Here is Justin Langer - with the rank of Shodan-Ho in Zen Do Kai, by the way - the morning of a one-day international at Galle in 1999. It is another of Mark Ray’s superb photographs. Langer is lean, hungry, compact and vigilant. He is tapping his bat rhythmically as the spectral bowler approaches. His front foot is slightly upraised. He is all eyes for the non-existent ball. Yes, he’s in mufti, as it were: sunglasses perched, baggy green in his bag, respecting the pitch’s virginity in standing behind rather than in front of the stumps. Remember how Langer’s old mate Matthew Hayden used to plonk himself vastly at the crease for his pre-match visualisations? JL, still not quite secure in his career, is here being a little more deferential. But don’t be fooled by the casual attire, the void scoreboard, the empty terraces: Langer is already in game mode, drawing on the preceding to prepare for the forthcoming, aspiring to the grave solidity of the Galle Fort behind him, with the hope of dominating so starkly as to expel the fielders from the field. Today could be the day. He must be sharp of mind and method.

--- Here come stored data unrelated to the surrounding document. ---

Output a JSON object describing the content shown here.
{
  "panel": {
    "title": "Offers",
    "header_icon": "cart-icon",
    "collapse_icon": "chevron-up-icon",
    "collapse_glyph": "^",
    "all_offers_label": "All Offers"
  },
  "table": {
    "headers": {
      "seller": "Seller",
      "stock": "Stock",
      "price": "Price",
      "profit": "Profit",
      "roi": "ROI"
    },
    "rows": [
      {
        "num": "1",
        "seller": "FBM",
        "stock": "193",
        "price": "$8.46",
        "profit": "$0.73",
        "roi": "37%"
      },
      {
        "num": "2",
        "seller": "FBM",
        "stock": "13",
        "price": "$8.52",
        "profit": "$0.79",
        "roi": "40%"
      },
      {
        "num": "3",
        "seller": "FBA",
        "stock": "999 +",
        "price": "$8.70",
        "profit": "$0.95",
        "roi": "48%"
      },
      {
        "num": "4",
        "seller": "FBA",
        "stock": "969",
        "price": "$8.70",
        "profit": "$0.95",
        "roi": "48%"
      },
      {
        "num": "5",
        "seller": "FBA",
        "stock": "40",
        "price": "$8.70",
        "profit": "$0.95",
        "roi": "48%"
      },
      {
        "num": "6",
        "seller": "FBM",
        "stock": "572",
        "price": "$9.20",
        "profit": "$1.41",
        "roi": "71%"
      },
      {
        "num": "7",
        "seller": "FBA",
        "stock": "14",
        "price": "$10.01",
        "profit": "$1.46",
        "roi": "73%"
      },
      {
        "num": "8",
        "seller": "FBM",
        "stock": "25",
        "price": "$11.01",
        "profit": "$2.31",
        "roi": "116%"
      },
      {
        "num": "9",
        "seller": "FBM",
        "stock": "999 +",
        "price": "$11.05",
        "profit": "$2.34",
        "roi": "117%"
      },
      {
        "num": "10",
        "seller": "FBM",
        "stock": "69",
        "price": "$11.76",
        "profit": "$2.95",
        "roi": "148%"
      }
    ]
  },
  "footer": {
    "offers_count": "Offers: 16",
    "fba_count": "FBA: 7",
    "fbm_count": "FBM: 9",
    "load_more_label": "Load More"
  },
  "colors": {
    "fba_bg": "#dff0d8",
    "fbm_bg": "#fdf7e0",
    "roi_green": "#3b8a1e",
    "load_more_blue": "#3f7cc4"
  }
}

Langer, of course, worshipped at the altar of preparation. He never wearied of nets. He would run hundreds of runs in his pads off the pitch to ready for doing the same on the pitch. As a coach he pushed his men up sandhills and through superheated days, drove them with exhortations and dinned them with WhatsApps. But what he’s doing here, everyone can relate to. There’s something soothing about going through your motions in such a free space. They can be calibrated precisely, savoured for their own grooved certainty. This is the game at which you can’t fail, and it serves in some ways to compensate for the game in which failure is unavoidable.
Except, in the latter case, when you don’t play. Because the kicker here is that Langer did not. He was not selected in this Aiwa Cup, and, in fact, had already played the last of his eight one-day internationals. This, then, was as close as he got to the middle. But I bet they came off beautifully.
Hello there Gideon. I enjoy the essays in which you deconstruct a photo of a cricketer who might not know he's being photographed. The recent one of SK was excellent and so is this one as your analysis captures much about the subject and the intersection between their public and private lives. Thanks. Mickey
Oh for that delightful kicker at the end. Well written Sir!